Intelligent sequence stratigraphy through a wavelet-based decomposition of well log data

Abstract

Identification of sequence boundaries is an important task in geological characterization of gas reservoirs. In this study, a continuous wavelet transform (CWT) approach is applied to decompose gamma ray and porosity logs into a set of wavelet coefficients at varying scales. A discrete wavelet transform (DWT) is utilized to decompose well logs into smaller frequency bandwidths called Approximations (A) and Details (D). The methodology is illustrated by using a case study from the Ilam and upper Sarvak formations in the Dezful embayment, southwestern Iran. Different graphical visualization techniques of the continuous wavelet transform results allowed a better understanding of the main sequence boundaries. Using the DWT, maximum flooding surface was successfully recognised from both highest frequency and low frequency contents of signals. There is a sharp peak in all A&D corresponding to the maximum flooding surface (MFS), which can specifically be seen in fifth Approximation (a5), fifth Detail (d5), fourth Detail (d4) and third Detail (d3) coefficients. Sequence boundaries were best recognised from the low frequency contents of signals, especially the fifth Approximation (a5).
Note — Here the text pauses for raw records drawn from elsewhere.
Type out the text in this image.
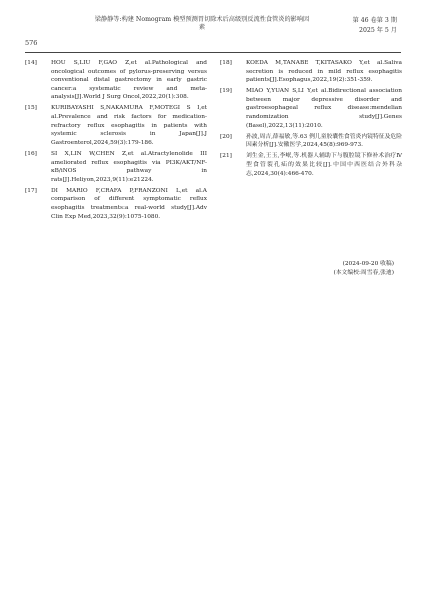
576
梁静静等:构建 Nomogram 模型预测胃切除术后高级别反流性食管炎的影响因素
第 46 卷第 3 期
2025 年 5 月
[14]	HOU S,LIU F,GAO Z,et al.Pathological and oncological outcomes of pylorus-preserving versus conventional distal gastrectomy in early gastric cancer:a systematic review and meta-analysis[J].World J Surg Oncol,2022,20(1):308.
[15]	KURIBAYASHI S,NAKAMURA F,MOTEGI S I,et al.Prevalence and risk factors for medication-refractory reflux esophagitis in patients with systemic sclerosis in Japan[J].J Gastroenterol,2024,59(3):179-186.
[16]	SI X,LIN W,CHEN Z,et al.Atractylenolide III ameliorated reflux esophagitis via PI3K/AKT/NF-κB/iNOS pathway in rats[J].Heliyon,2023,9(11):e21224.
[17]	DI MARIO F,CRAFA P,FRANZONI L,et al.A comparison of different symptomatic reflux esophagitis treatments:a real-world study[J].Adv Clin Exp Med,2023,32(9):1075-1080.
[18]	KOEDA M,TANABE T,KITASAKO Y,et al.Saliva secretion is reduced in mild reflux esophagitis patients[J].Esophagus,2022,19(2):351-359.
[19]	MIAO Y,YUAN S,LI Y,et al.Bidirectional association between major depressive disorder and gastroesophageal reflux disease:mendelian randomization study[J].Genes (Basel),2022,13(11):2010.
[20]	孙波,周吉,薛福敏,等.63 例儿童胶囊性食管炎内镜特征及危险因素分析[J].安徽医学,2024,45(8):969-973.
[21]	刘生金,王玉,李岷,等.机器人辅助下与腹腔镜下修补术治疗Ⅳ型食管裂孔疝的效果比较[J].中国中西医结合外科杂志,2024,30(4):466-470.
(2024-09-20 收稿)
(本文编校:周雪春,张迪)
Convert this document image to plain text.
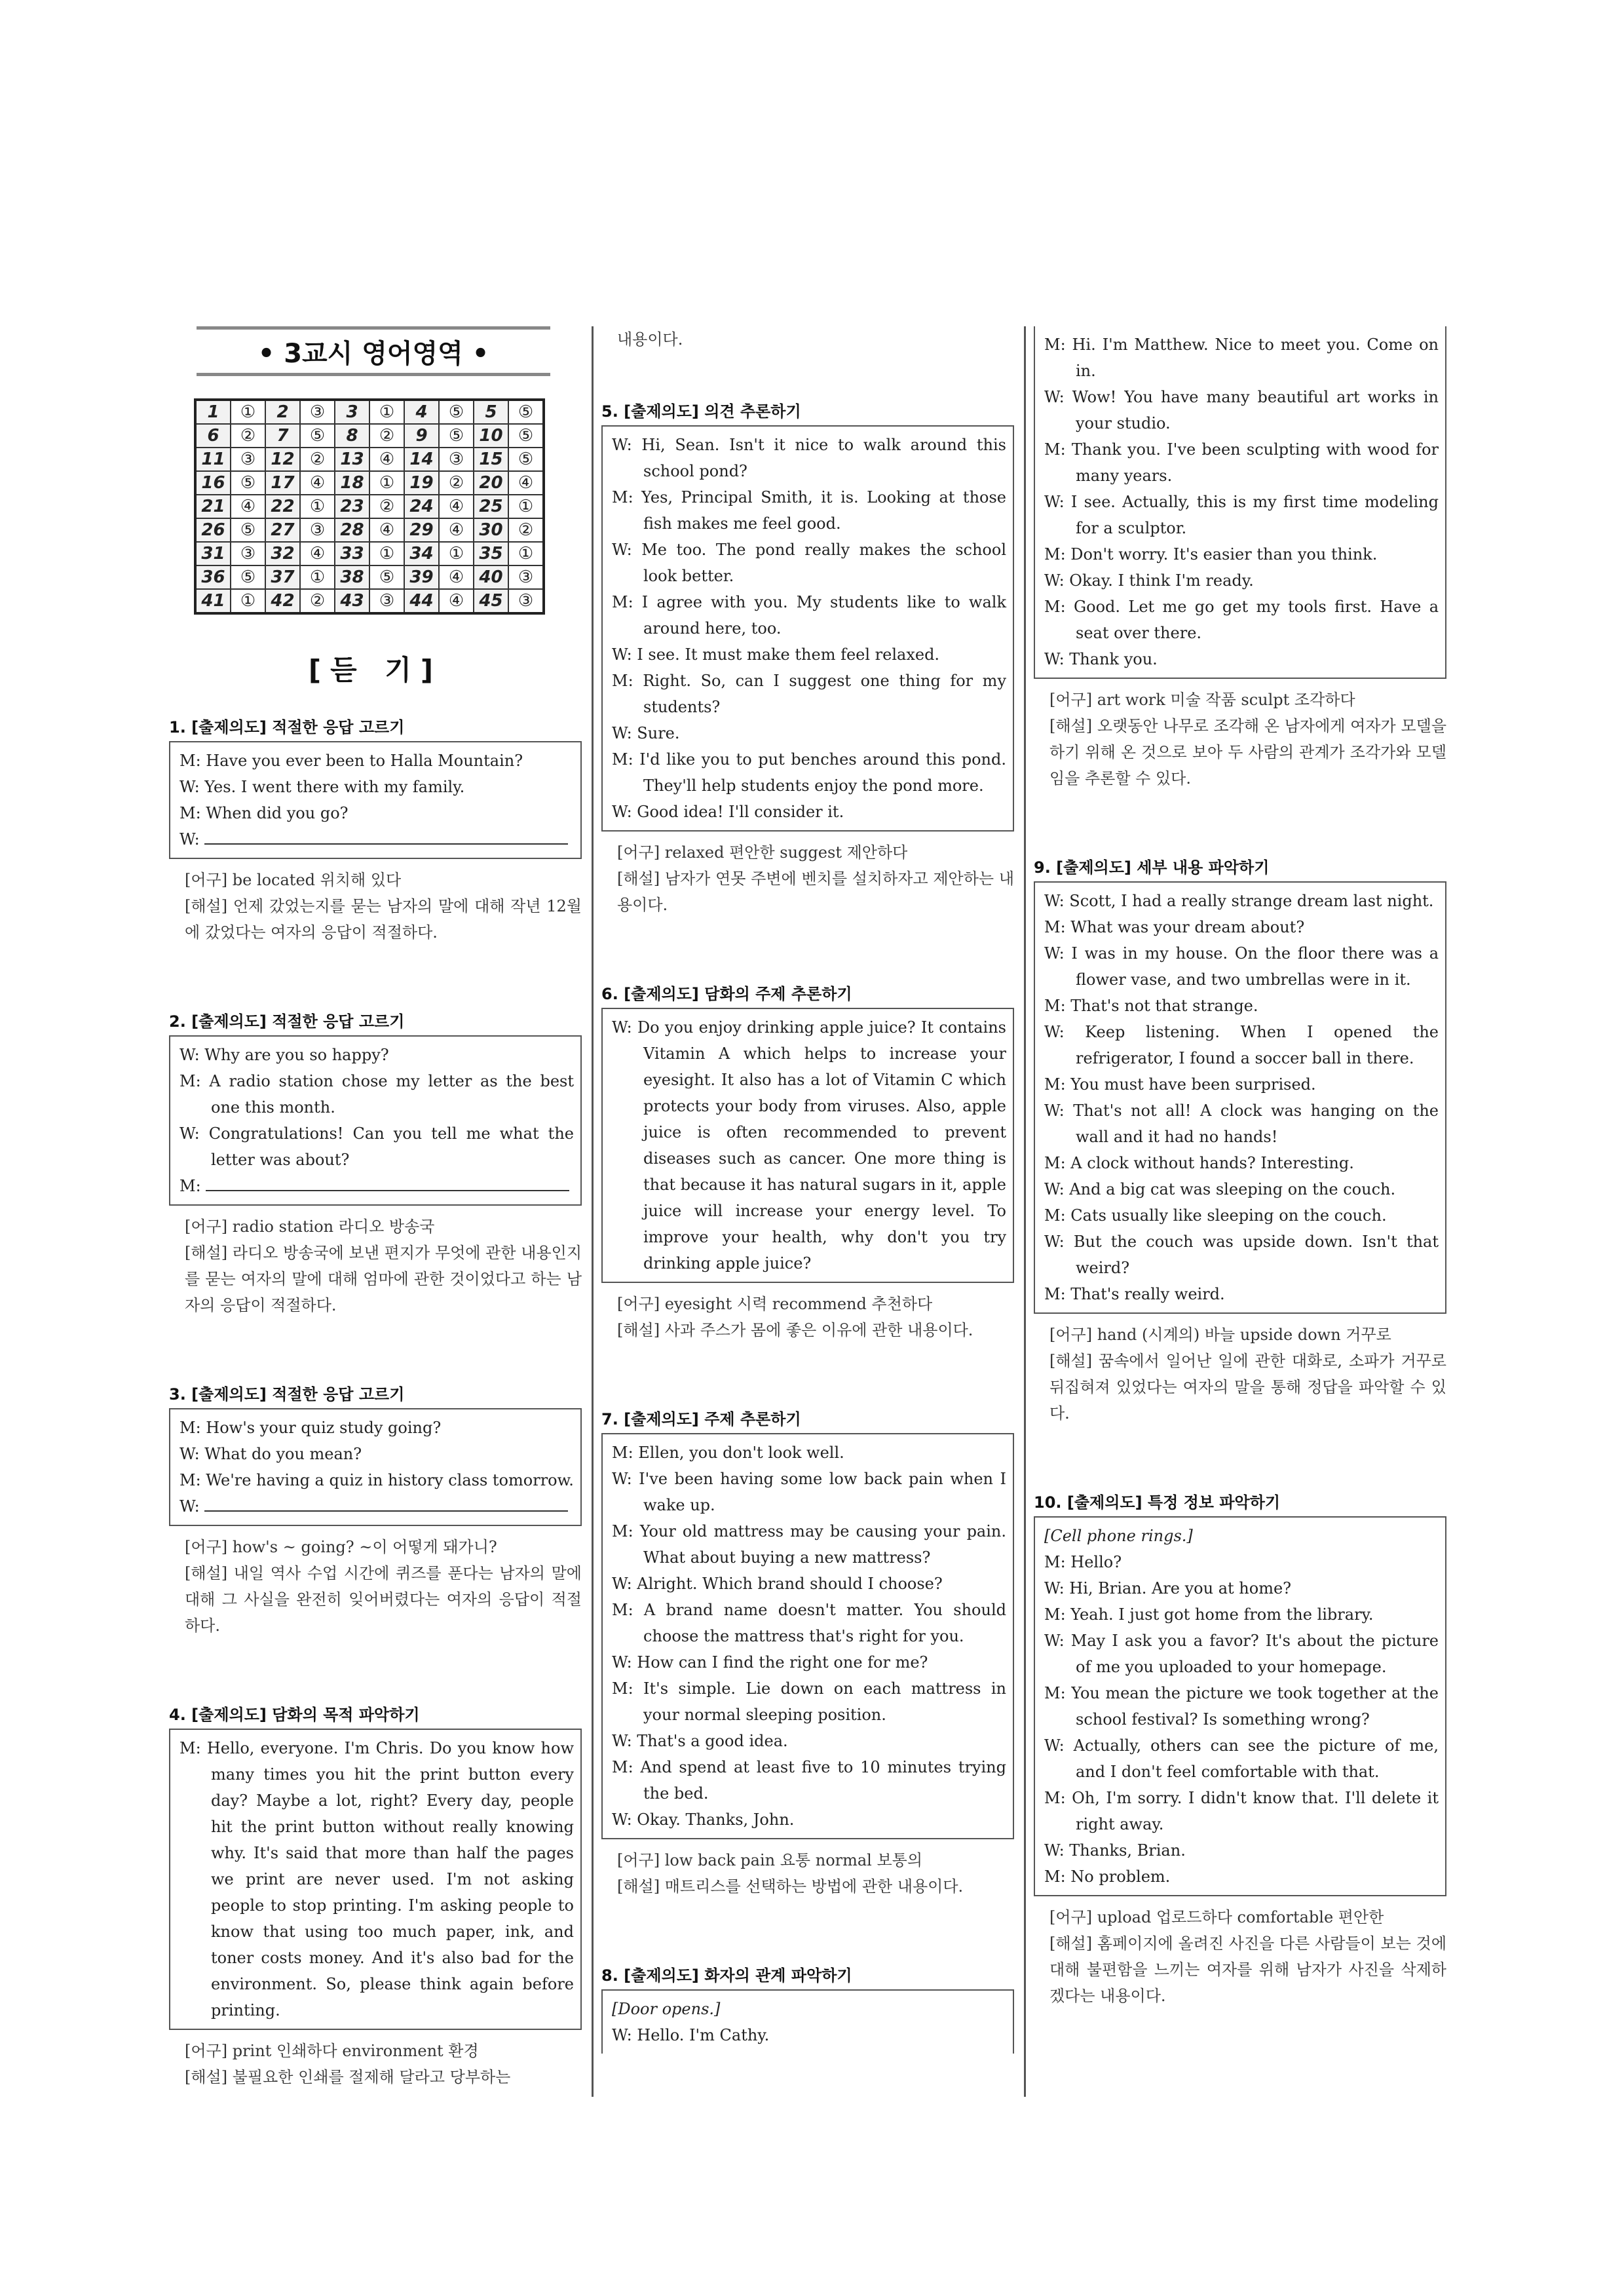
• 3교시 영어영역 •
1	①	2	③	3	①	4	⑤	5	⑤
6	②	7	⑤	8	②	9	⑤	10	⑤
11	③	12	②	13	④	14	③	15	⑤
16	⑤	17	④	18	①	19	②	20	④
21	④	22	①	23	②	24	④	25	①
26	⑤	27	③	28	④	29	④	30	②
31	③	32	④	33	①	34	①	35	①
36	⑤	37	①	38	⑤	39	④	40	③
41	①	42	②	43	③	44	④	45	③
[듣 기]
1. [출제의도] 적절한 응답 고르기
M: Have you ever been to Halla Mountain?
W: Yes. I went there with my family.
M: When did you go?
W:
[어구] be located 위치해 있다
[해설] 언제 갔었는지를 묻는 남자의 말에 대해 작년 12월에 갔었다는 여자의 응답이 적절하다.
2. [출제의도] 적절한 응답 고르기
W: Why are you so happy?
M: A radio station chose my letter as the best one this month.
W: Congratulations! Can you tell me what the letter was about?
M:
[어구] radio station 라디오 방송국
[해설] 라디오 방송국에 보낸 편지가 무엇에 관한 내용인지를 묻는 여자의 말에 대해 엄마에 관한 것이었다고 하는 남자의 응답이 적절하다.
3. [출제의도] 적절한 응답 고르기
M: How's your quiz study going?
W: What do you mean?
M: We're having a quiz in history class tomorrow.
W:
[어구] how's ~ going? ~이 어떻게 돼가니?
[해설] 내일 역사 수업 시간에 퀴즈를 푼다는 남자의 말에 대해 그 사실을 완전히 잊어버렸다는 여자의 응답이 적절하다.
4. [출제의도] 담화의 목적 파악하기
M: Hello, everyone. I'm Chris. Do you know how many times you hit the print button every day? Maybe a lot, right? Every day, people hit the print button without really knowing why. It's said that more than half the pages we print are never used. I'm not asking people to stop printing. I'm asking people to know that using too much paper, ink, and toner costs money. And it's also bad for the environment. So, please think again before printing.
[어구] print 인쇄하다 environment 환경
[해설] 불필요한 인쇄를 절제해 달라고 당부하는
내용이다.
5. [출제의도] 의견 추론하기
W: Hi, Sean. Isn't it nice to walk around this school pond?
M: Yes, Principal Smith, it is. Looking at those fish makes me feel good.
W: Me too. The pond really makes the school look better.
M: I agree with you. My students like to walk around here, too.
W: I see. It must make them feel relaxed.
M: Right. So, can I suggest one thing for my students?
W: Sure.
M: I'd like you to put benches around this pond. They'll help students enjoy the pond more.
W: Good idea! I'll consider it.
[어구] relaxed 편안한 suggest 제안하다
[해설] 남자가 연못 주변에 벤치를 설치하자고 제안하는 내용이다.
6. [출제의도] 담화의 주제 추론하기
W: Do you enjoy drinking apple juice? It contains Vitamin A which helps to increase your eyesight. It also has a lot of Vitamin C which protects your body from viruses. Also, apple juice is often recommended to prevent diseases such as cancer. One more thing is that because it has natural sugars in it, apple juice will increase your energy level. To improve your health, why don't you try drinking apple juice?
[어구] eyesight 시력 recommend 추천하다
[해설] 사과 주스가 몸에 좋은 이유에 관한 내용이다.
7. [출제의도] 주제 추론하기
M: Ellen, you don't look well.
W: I've been having some low back pain when I wake up.
M: Your old mattress may be causing your pain. What about buying a new mattress?
W: Alright. Which brand should I choose?
M: A brand name doesn't matter. You should choose the mattress that's right for you.
W: How can I find the right one for me?
M: It's simple. Lie down on each mattress in your normal sleeping position.
W: That's a good idea.
M: And spend at least five to 10 minutes trying the bed.
W: Okay. Thanks, John.
[어구] low back pain 요통 normal 보통의
[해설] 매트리스를 선택하는 방법에 관한 내용이다.
8. [출제의도] 화자의 관계 파악하기
[Door opens.]
W: Hello. I'm Cathy.
M: Hi. I'm Matthew. Nice to meet you. Come on in.
W: Wow! You have many beautiful art works in your studio.
M: Thank you. I've been sculpting with wood for many years.
W: I see. Actually, this is my first time modeling for a sculptor.
M: Don't worry. It's easier than you think.
W: Okay. I think I'm ready.
M: Good. Let me go get my tools first. Have a seat over there.
W: Thank you.
[어구] art work 미술 작품 sculpt 조각하다
[해설] 오랫동안 나무로 조각해 온 남자에게 여자가 모델을 하기 위해 온 것으로 보아 두 사람의 관계가 조각가와 모델임을 추론할 수 있다.
9. [출제의도] 세부 내용 파악하기
W: Scott, I had a really strange dream last night.
M: What was your dream about?
W: I was in my house. On the floor there was a flower vase, and two umbrellas were in it.
M: That's not that strange.
W: Keep listening. When I opened the refrigerator, I found a soccer ball in there.
M: You must have been surprised.
W: That's not all! A clock was hanging on the wall and it had no hands!
M: A clock without hands? Interesting.
W: And a big cat was sleeping on the couch.
M: Cats usually like sleeping on the couch.
W: But the couch was upside down. Isn't that weird?
M: That's really weird.
[어구] hand (시계의) 바늘 upside down 거꾸로
[해설] 꿈속에서 일어난 일에 관한 대화로, 소파가 거꾸로 뒤집혀져 있었다는 여자의 말을 통해 정답을 파악할 수 있다.
10. [출제의도] 특정 정보 파악하기
[Cell phone rings.]
M: Hello?
W: Hi, Brian. Are you at home?
M: Yeah. I just got home from the library.
W: May I ask you a favor? It's about the picture of me you uploaded to your homepage.
M: You mean the picture we took together at the school festival? Is something wrong?
W: Actually, others can see the picture of me, and I don't feel comfortable with that.
M: Oh, I'm sorry. I didn't know that. I'll delete it right away.
W: Thanks, Brian.
M: No problem.
[어구] upload 업로드하다 comfortable 편안한
[해설] 홈페이지에 올려진 사진을 다른 사람들이 보는 것에 대해 불편함을 느끼는 여자를 위해 남자가 사진을 삭제하겠다는 내용이다.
Normally, the troughs of the fifth Approximation correspond to sequence boundaries where higher porosities developed in the Ilam and upper Sarvak carbonate rocks. Through hybridizing both CWT and DWT coefficient a more effective discrimination of sequence boundaries was achieved. The results of this study show that wavelet transform is a successful, fast and easy approach for identification of the main sequence boundaries from well log data. There is a good agreement between core derived system tracts and those derived from decomposition of well logs by using the wavelet transform approach.